A U.S.-based business group has honoured two Canadian incubators at its annual conference in Toronto, the first time in 16 years the meeting has been held outside the United States.
The Quebec Biotechnology Innovation Centre of Laval, Que., was given the Randall Whaley award as incubator
of the year on Monday, the top award of the National Business Incubation Association.
The Montreal area’s first biotech incubator, the centre helps startups in the health, environment, agri-food and forestry sectors. The Northern Alberta Business Incubator, of St. Albert, Alta., was named incubator of the year in the mixed use category.
The 13-year-old non-profit NABIA has launched 56 new businesses so far and provided assistance to hundreds of other local firms. It even pays the city property taxes, notes manager Lorne Ross.
Among its graduates are an online sports association registry with 15 full-time and nine-part time workers in offices across the country, he said in an interview.
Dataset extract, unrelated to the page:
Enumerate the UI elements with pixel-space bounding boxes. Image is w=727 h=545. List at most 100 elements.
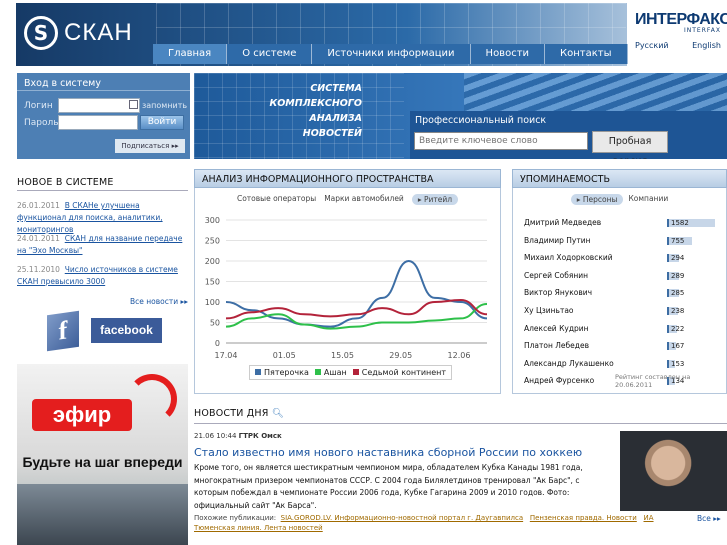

Asked what makes a good business idea, he said “”anything innovative that gives a good return and catches an investors’ fantasy.””
However, finding money for young companies, not ideas, is on the minds of many attendees, such as Clare Boule, director of Emergence Entrepreneur, a Quebec City -based incubator.
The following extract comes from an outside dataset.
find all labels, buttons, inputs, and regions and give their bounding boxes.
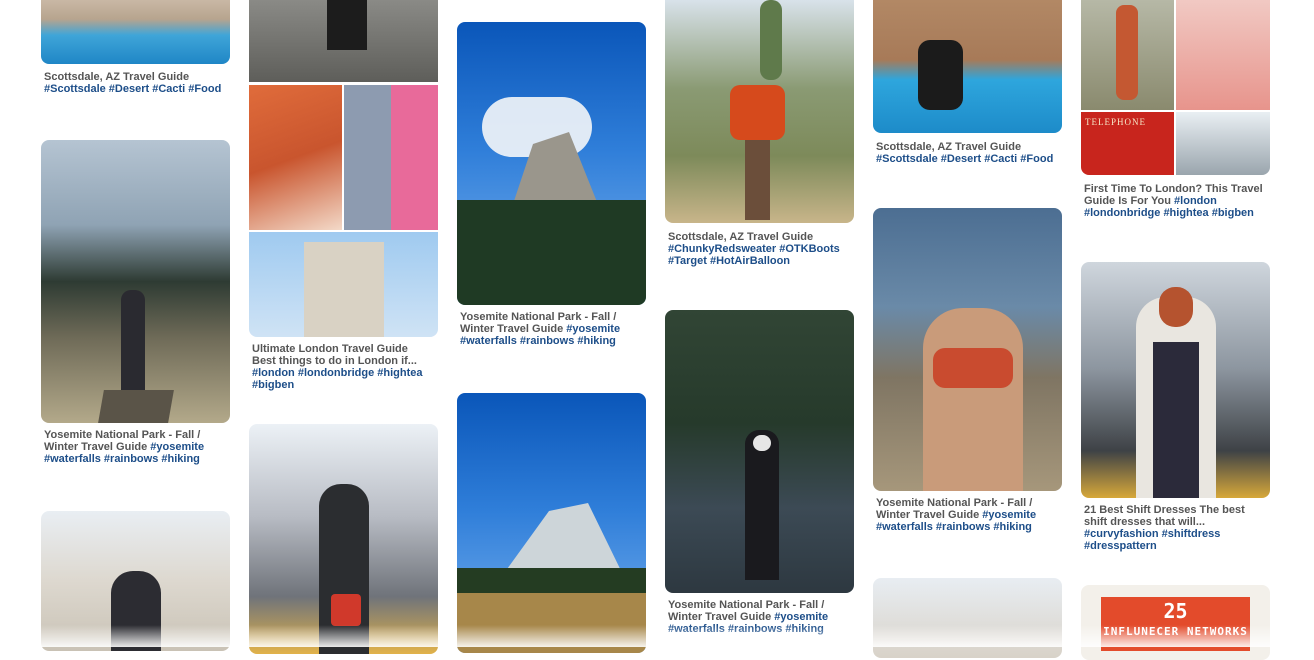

“”For information technology companies its almost impossible”” to find investors these days, she said in an interview. She came to the conference to get tips on how to help entrepreneurs raise money.
Frederick Spoke, president of Toronto’s Ibex International Associates, came to learn how to mentor the young companies aiming to do business overseas his firm wants to invest in.
Meanwhile Louis Park, a transplanted Canadian who lives in Connecticut, where he’s managing director of LaunchAdvisors, wants to meet incubators whose clients are looking to do business in the U.S. LaunchAdvisors helps such companies with their strategies.
Also honoured as the most outstanding incubator technology graduate was Garrison Guitars of St. John’s, Nfld., which uses a single piece glass fibre instead of wood supports in its acoustic guitars.
Some 600 people from China, Japan, Britain, South Africa as well as the U.S. have come to the three-day conference to learn how to create and support for-profit and non-profit business incubators.
While some of the attendees are from this country, about 100 will show up Wednesday when the Canadian Association of Business Incubators holds its 11th annual conference. The highlight will be its May 2 awards dinner.
Many Canadian incubators are members of both groups. According to association president Marie Lussier, the number of Canadian incubators doubled last year and now stands at 125.